Yes, an editor or regular columnist at the New York Times or Newsweek makes a six-figure salary. But for every Paul Krugman or Fareed Zakaria, there are millions of unemployed journalists making pennies a day on their personal blog hoping to be the next Julie Powell. Newspapers and magazines are shutting down all over the country and the online journalism market is as saturated as the legal profession. Most freelancers and online writers live at the poverty level. The luckier ones who work for reputable online newswires make around $40k a year in New York City and DC.
Legal careers can allow you to work in any area that interests you, including environmental law, estate planning, personal injury, and politics. And there is a career for every education level--from legal-assistant certificate programs to bachelor's degrees in paralegal studies to Juris Doctor (JD) degrees for attorneys. Despite excellent growth in these professions, the BLS states that competition will be tough, and you'll need formal training to grab the best jobs. Earning potential for top-level pros ranges from about $60,000 for legal secretaries and assistants to about $75,000 for paralegals, to hefty six-figure salaries for lawyers.

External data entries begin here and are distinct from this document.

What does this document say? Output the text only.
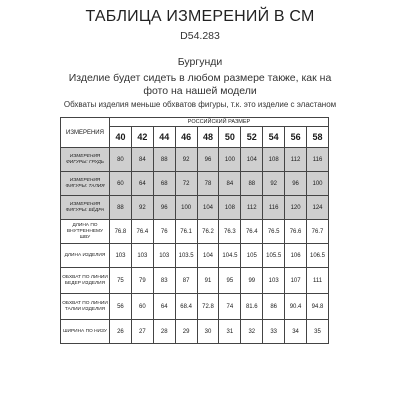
ТАБЛИЦА ИЗМЕРЕНИЙ В СМ
D54.283
Бургунди
Изделие будет сидеть в любом размере также, как на фото на нашей модели
Обхваты изделия меньше обхватов фигуры, т.к. это изделие с эластаном
ИЗМЕРЕНИЯ	РОССИЙСКИЙ РАЗМЕР									
	40	42	44	46	48	50	52	54	56	58
ИЗМЕРЕНИЯ ФИГУРЫ: ГРУДЬ	80	84	88	92	96	100	104	108	112	116
ИЗМЕРЕНИЯ ФИГУРЫ: ТАЛИЯ	60	64	68	72	78	84	88	92	96	100
ИЗМЕРЕНИЯ ФИГУРЫ: БЁДРА	88	92	96	100	104	108	112	116	120	124
ДЛИНА ПО ВНУТРЕННЕМУ ШВУ	76.8	76.4	76	76.1	76.2	76.3	76.4	76.5	76.6	76.7
ДЛИНА ИЗДЕЛИЯ	103	103	103	103.5	104	104.5	105	105.5	106	106.5
ОБХВАТ ПО ЛИНИИ БЕДЕР ИЗДЕЛИЯ	75	79	83	87	91	95	99	103	107	111
ОБХВАТ ПО ЛИНИИ ТАЛИИ ИЗДЕЛИЯ	56	60	64	68.4	72.8	74	81.6	86	90.4	94.8
ШИРИНА ПО НИЗУ	26	27	28	29	30	31	32	33	34	35
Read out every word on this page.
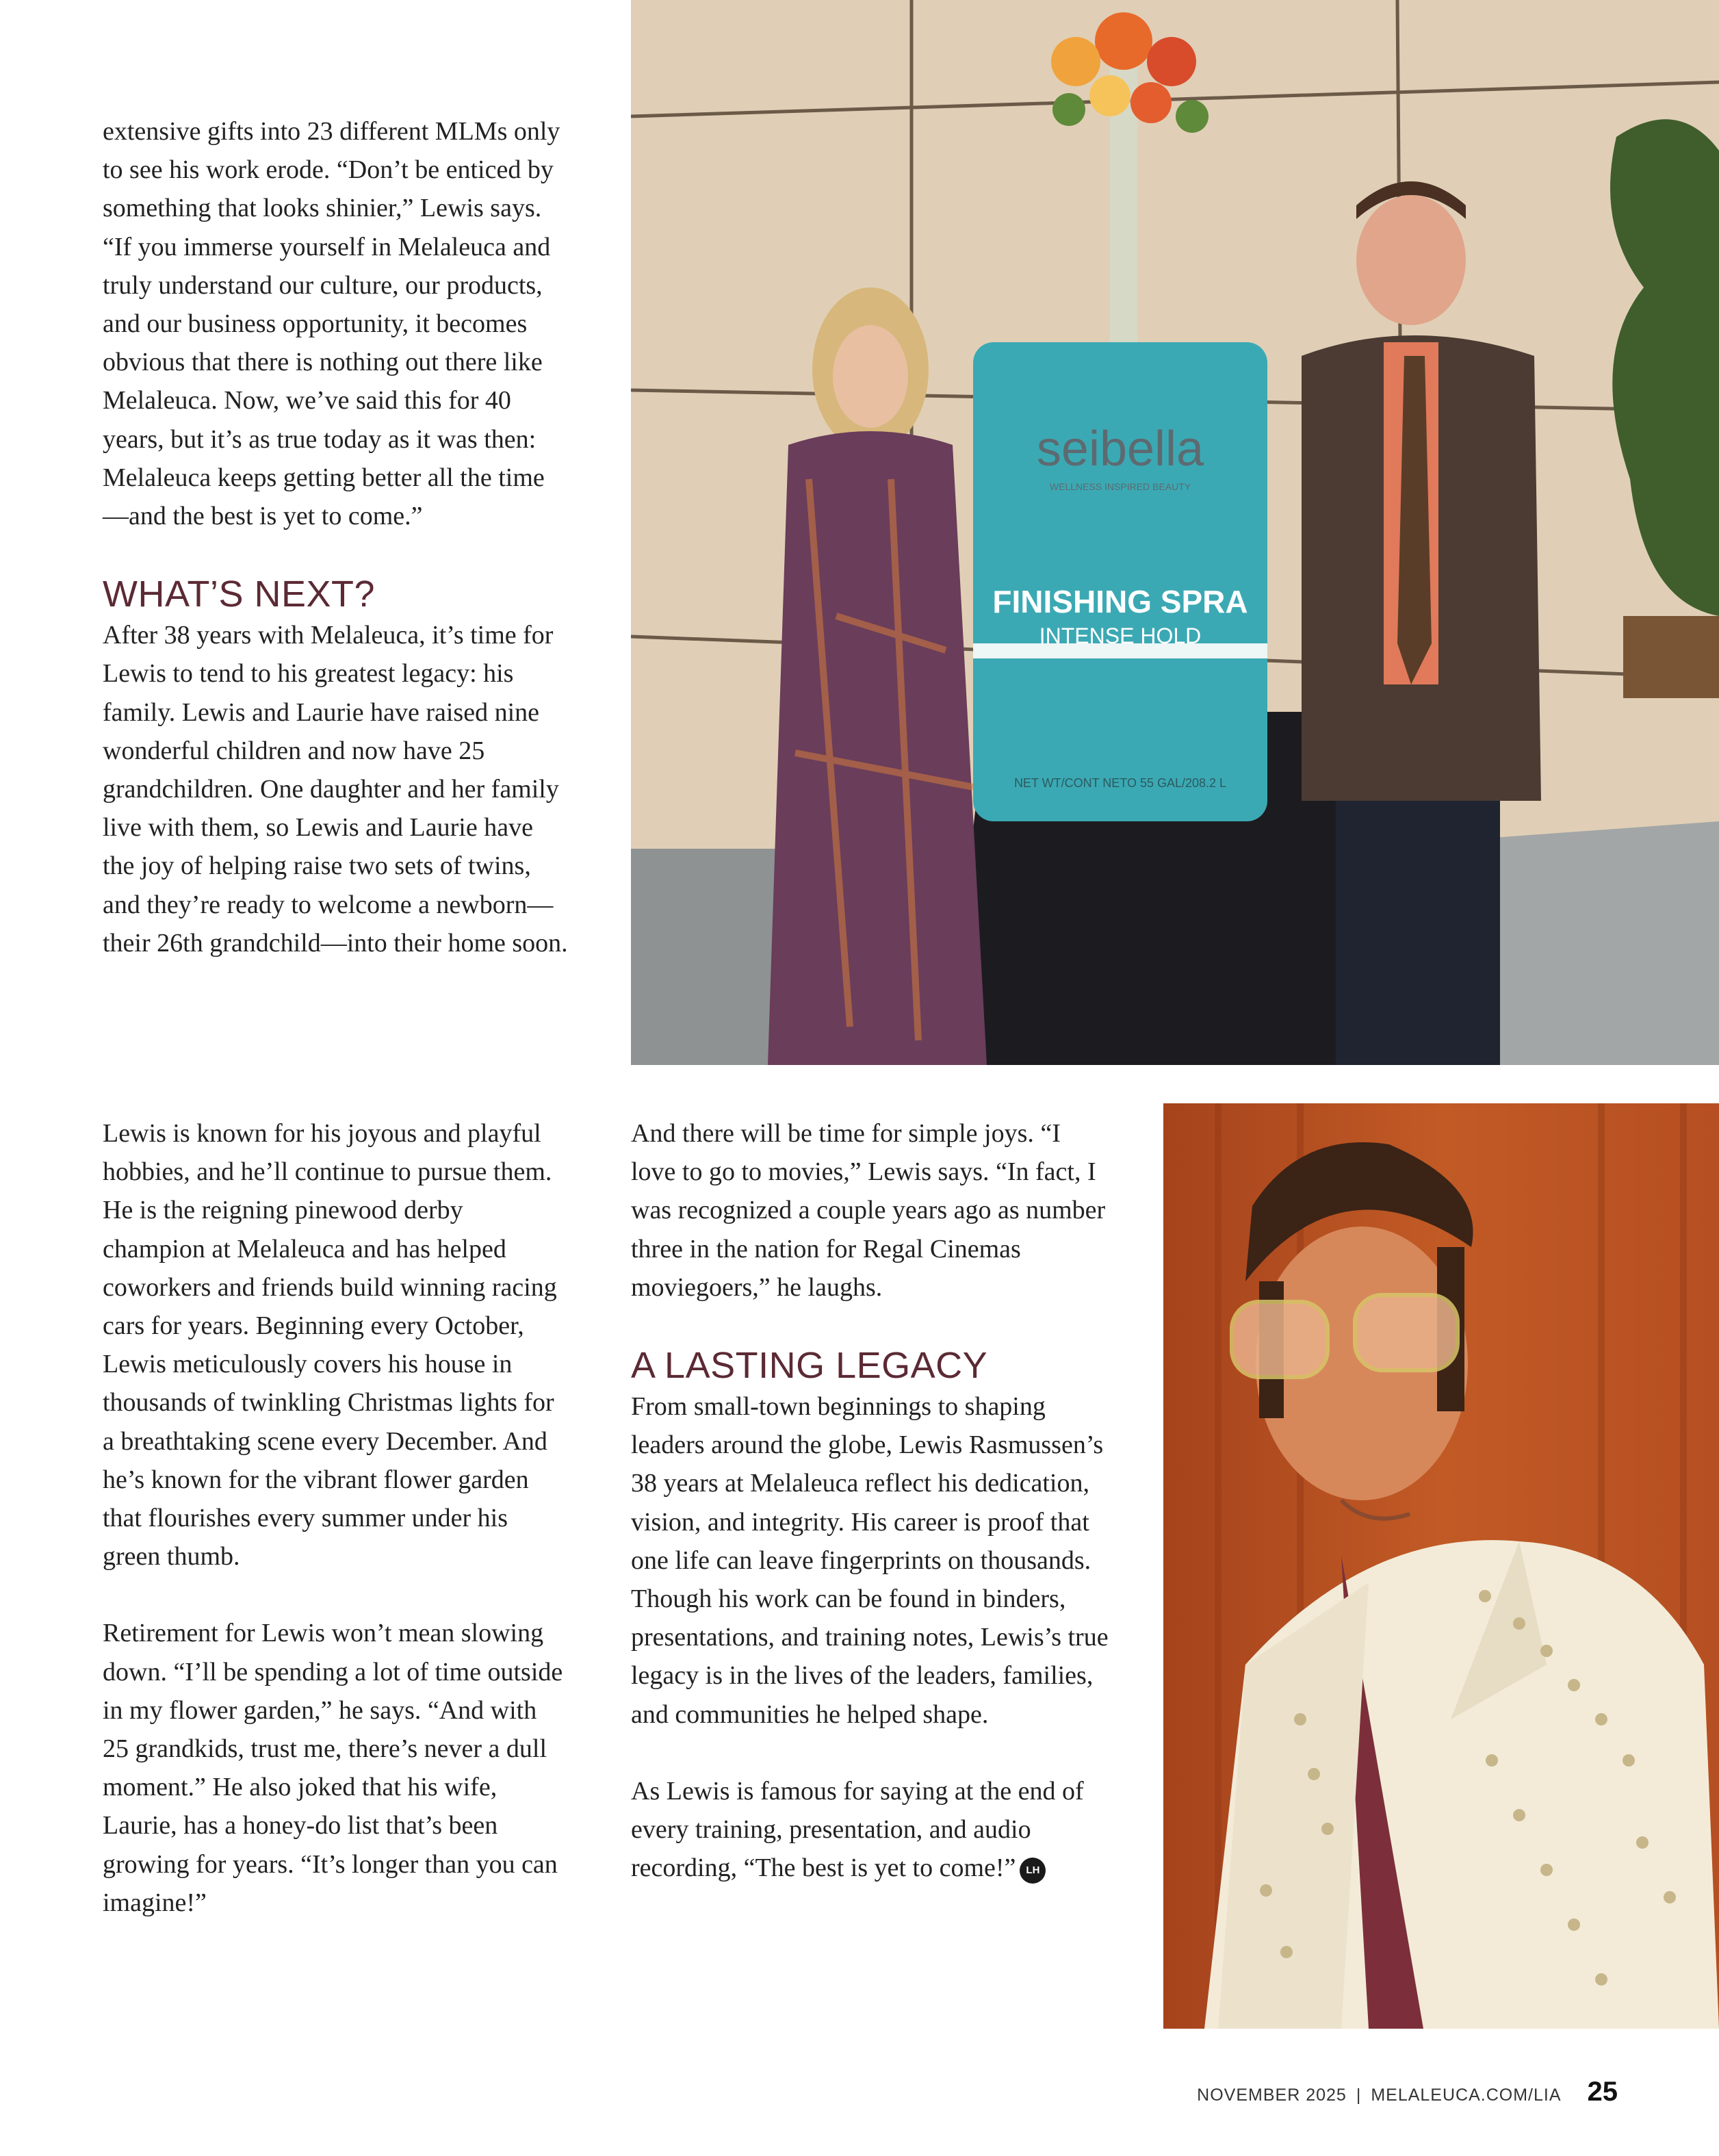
extensive gifts into 23 different MLMs only to see his work erode. “Don’t be enticed by something that looks shinier,” Lewis says. “If you immerse yourself in Melaleuca and truly understand our culture, our products, and our business opportunity, it becomes obvious that there is nothing out there like Melaleuca. Now, we’ve said this for 40 years, but it’s as true today as it was then: Melaleuca keeps getting better all the time—and the best is yet to come.”

WHAT’S NEXT?

After 38 years with Melaleuca, it’s time for Lewis to tend to his greatest legacy: his family. Lewis and Laurie have raised nine wonderful children and now have 25 grandchildren. One daughter and her family live with them, so Lewis and Laurie have the joy of helping raise two sets of twins, and they’re ready to welcome a newborn—their 26th grandchild—into their home soon.

Lewis is known for his joyous and playful hobbies, and he’ll continue to pursue them. He is the reigning pinewood derby champion at Melaleuca and has helped coworkers and friends build winning racing cars for years. Beginning every October, Lewis meticulously covers his house in thousands of twinkling Christmas lights for a breathtaking scene every December. And he’s known for the vibrant flower garden that flourishes every summer under his green thumb.

Retirement for Lewis won’t mean slowing down. “I’ll be spending a lot of time outside in my flower garden,” he says. “And with 25 grandkids, trust me, there’s never a dull moment.” He also joked that his wife, Laurie, has a honey-do list that’s been growing for years. “It’s longer than you can imagine!”

And there will be time for simple joys. “I love to go to movies,” Lewis says. “In fact, I was recognized a couple years ago as number three in the nation for Regal Cinemas moviegoers,” he laughs.

A LASTING LEGACY

From small-town beginnings to shaping leaders around the globe, Lewis Rasmussen’s 38 years at Melaleuca reflect his dedication, vision, and integrity. His career is proof that one life can leave fingerprints on thousands. Though his work can be found in binders, presentations, and training notes, Lewis’s true legacy is in the lives of the leaders, families, and communities he helped shape.

As Lewis is famous for saying at the end of every training, presentation, and audio recording, “The best is yet to come!” LH

seibella
WELLNESS INSPIRED BEAUTY
FINISHING SPRA
INTENSE HOLD
NET WT/CONT NETO 55 GAL/208.2 L
NOVEMBER 2025 | MELALEUCA.COM/LIA 25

Do I really need to go into this one? The legal profession is shrinking, not expanding. Most lawyers do not make a six-figure salary outside of BigLaw. Thousands have been forced to make a career out of temping for $20/hour and no benefits. The author also forgets to mention the six-figure debt to get a JD.
Advertising is a sexy profession and a "highly coveted" one, according to the BLS. So of course there's a lot of competition. Advertising, marketing, public-relations, and sales managers are responsible for their companies' market research; marketing strategies; public image; print, online, and TV ads; and more. This job allows a lot of creativity but also brings pressure, long hours, and frequently a lot of travel. Most employers prefer candidates with a bachelor's degree in business, an MBA, or a degree in communications, public relations, or journalism. If you can take the heat, you can pull in a cool salary--top dogs earn over $120,000 a year.
I don't know a ton about the advertising biz, but several of my friends who have worked in advertising say it is anything but glamorous. Starting salaries are around $30k and this is in cities like Los Angeles and New York. Just look at any big city's craigslist under marketing and pr and you'll see internships that require a college degree that are unpaid or offer $20 a day for lunch and travel expenses.